In other news, last week we hit a milestone with another one of the newer varieties, SRA 26, being classed as ‘commercial’ with just over 4000 tonnes coming through the mill. This particular variety was introduced to the industry in 2019 and showed immediate promise in local trials conducted in 2019-2020. We have a local benchmark of crushing a minimum of 4000 tonnes for a new variety to be considered commercial. This is to avoid situations where a small amount of a variety is crushed and produces exceptional yield but may not provide a true reflection of commercial performance. Once there are more than 4000 tones, this means around 450-500 hectares of a variety has been harvested.

Again, SRA 26 will not be suited to all situations, but it is a solid yielding cane, with mid to late CCS, and it is resistant to Pachymetra. We think it will contribute to mid to late season CCS, similar to Q200. In fact, to date, the highest CCS result we have had from the mobile mill was from SRA 26 taken in November 2019 from a Murray trial.

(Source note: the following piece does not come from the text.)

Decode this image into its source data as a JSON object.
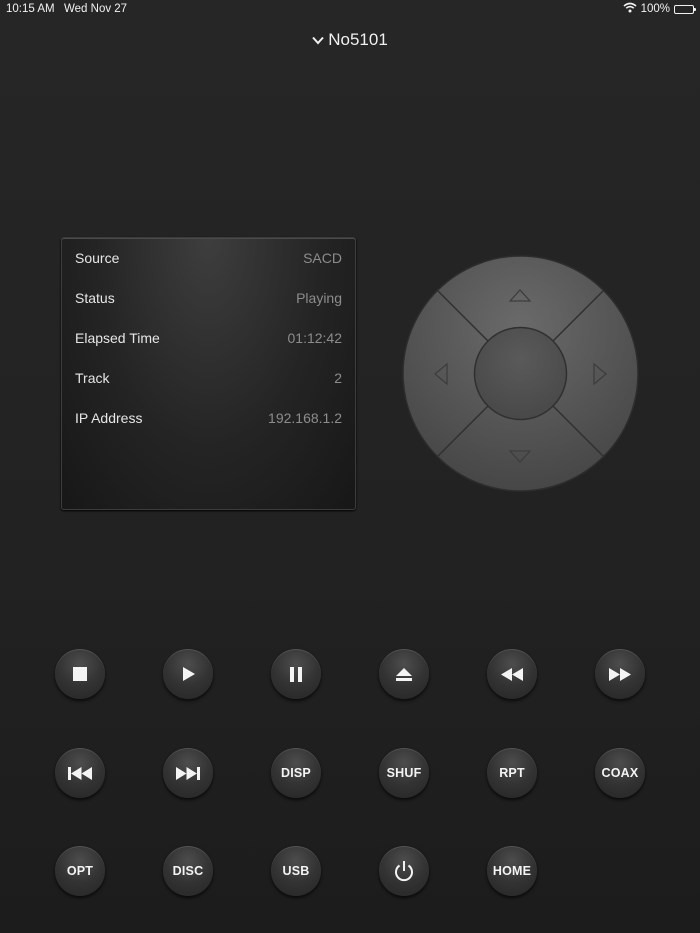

Also worth mentioning is a new initiative on which SRA have embarked in collaboration with the local industry to highlight opportunities to improve productivity and profitability, including local application of the latest research outputs. This initiative, known as a Local Expert Analysis (LEA), began a few weeks ago. There are already ideas and new areas of research that are of real interest, which we will be keen to pursue as an industry.

One of these, still in the experimental phase but showing great potential, is a process to test for RSD in the mill itself. Last week, we had scientists from the University of Queensland, who are involved in a project with our locally based plant pathologist Dr Rob Magarey, visit the mill to test equipment and processes. There will certainly a lot more information about this work coming from SRA as this project progresses.

In fact, both of our locally based SRA Researchers, Dr Rob Magarey and Dr Danielle Skocaj, are heavily involved in the LEA process, and we are very fortunate to have them doing this work with us.